For the purpose of showing that a claim of this nature is a claim of the community and not of the injured wife, counsel call our attention to Hawkins v. Front Street Cable R. Co., 3 Wash. 592, 28 Pac. 1021, 28 Am. St. 72, 16 L. R. A. 808; Davis v. Seattle, 37 Wash. 223, 79 Pac. 784. It is true that under our laws such a claim as is here involved is a claim of the community, and that suit thereon must be brought in the name of the husband and that the wife is not a necessary party to such action, though she is a proper party. But when such a claim is acted upon by the commissioners and record thereof is made in their minutes, we do not think that such record should be subjected to technical rules of construction in determining its meaning. If the record, taken in connection with the matter which was actually before the commissioners, plainly indicates as to what claim their action refers, it will be held sufficient in law, even though the language of the record might lack that technical exactness required in court proceedings. As was said by this court in State ex rel. Ross v. Headlee, 22 Wash. 126, 66 Pac. 126:

“It is a matter of common knowledge that the members of boards of county commissioners are not, as a rule, technical lawyers, and of necessity their acts are more or less informal, and cannot be expected to meet the requirements of technical exactness which characterizes the actions of superior courts; *355and the proper administration of the law intrusted to their care demands a liberal construction of their acts, to the end that substantial justice shall be attained.”

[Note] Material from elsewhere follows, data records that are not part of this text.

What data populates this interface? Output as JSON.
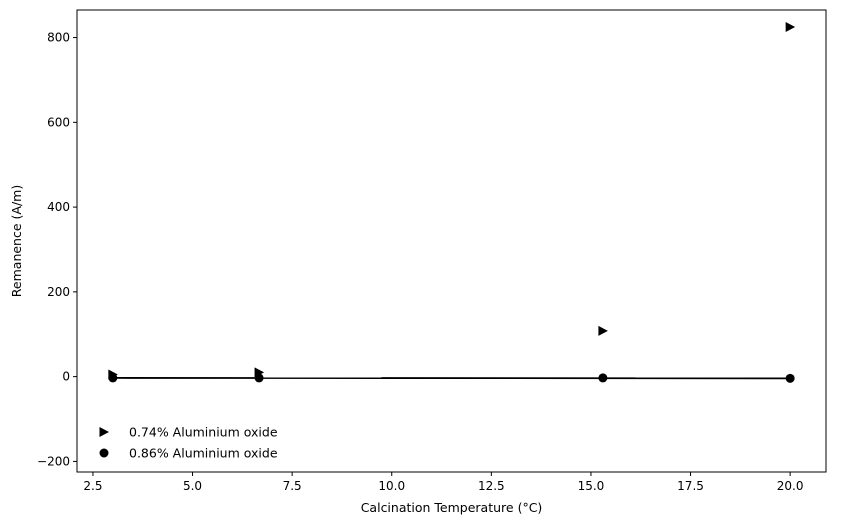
{
  "chart_data": {
    "type": "scatter",
    "title": "",
    "xlabel": "Calcination Temperature (°C)",
    "ylabel": "Remanence (A/m)",
    "xlim": [
      2.1,
      20.9
    ],
    "ylim": [
      -225,
      865
    ],
    "xticks": [
      2.5,
      5.0,
      7.5,
      10.0,
      12.5,
      15.0,
      17.5,
      20.0
    ],
    "xtick_labels": [
      "2.5",
      "5.0",
      "7.5",
      "10.0",
      "12.5",
      "15.0",
      "17.5",
      "20.0"
    ],
    "yticks": [
      -200,
      0,
      200,
      400,
      600,
      800
    ],
    "ytick_labels": [
      "−200",
      "0",
      "200",
      "400",
      "600",
      "800"
    ],
    "grid": false,
    "legend_placement": "lower-left",
    "series": [
      {
        "name": "0.74% Aluminium oxide",
        "marker": "triangle-right",
        "color": "#000000",
        "x": [
          3.0,
          6.67,
          15.3,
          20.0
        ],
        "y": [
          5,
          10,
          108,
          825
        ]
      },
      {
        "name": "0.86% Aluminium oxide",
        "marker": "circle",
        "color": "#000000",
        "x": [
          3.0,
          6.67,
          15.3,
          20.0
        ],
        "y": [
          -3,
          -3,
          -3,
          -4
        ]
      }
    ],
    "fit_line": {
      "color": "#000000",
      "x": [
        3.0,
        20.0
      ],
      "y": [
        -3,
        -4
      ]
    }
  }
}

To the same effect is North Yakima v. Scudder, 41 Wash. 15, 82 Pac. 1022. It seems to us that in this case the record of the commissioners showing their action of October 7, 1907, plainly indicates they intended to, and actually did, reject this claim on that day. We think the record identifies the claim in such manner as to render it certain that the claim here sued upon is the one which was then rejected. The recorded action of the commissioners shows that the claim they rejected was one presented on the same day, was one presented by A. R. Coleman as attorney for Henrietta Maynard, was one for injuries on account of alleged defective county bridge at a stated location, and was one for $10,000, all of which agrees with the claim sued upon in this action, except for the mere omission of the husband’s name from the record of rejection. The record does not in so many words say it was a claim for injuries to Henrietta Maynard, but such is its fair inference. We are of the opinion that the claim sued upon in this action is the same claim presented to and rejected by the county commissioners on October 7, 1907, and since more than three months expired thereafter before the commencement of this action, appellants’ right to sue upon such claim became barred by the plain provisions of § 359 of Bal. Code above quoted.

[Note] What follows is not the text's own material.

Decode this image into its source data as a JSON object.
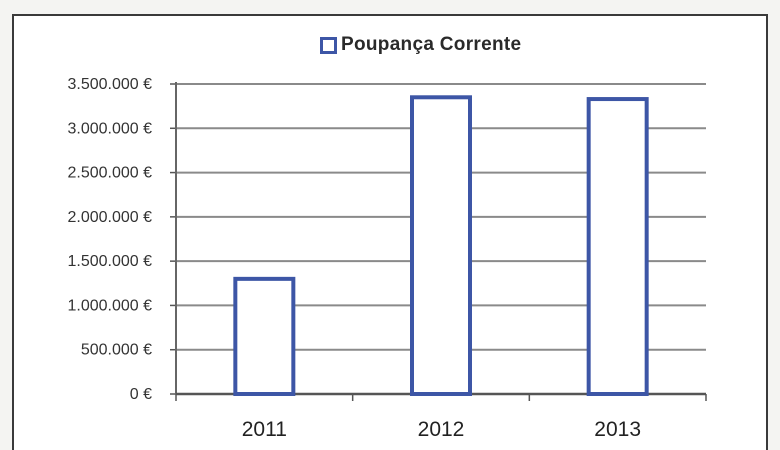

The order and judgment of the superior court taking the cause from the jury and dismissing the action upon the ground that plaintiffs’ rights were barred was not erroneous, but a correct disposition of the cause. This renders it unnecessary for üs to discuss other assigned errors which would not change our conclusion, whether resolved favorably to or against appellants. We conclude that the judgment of the superior court must be affirmed, and it is so ordered.

Rudkin, C. J., Dunbar, Crow, and Mount, JJ., concur.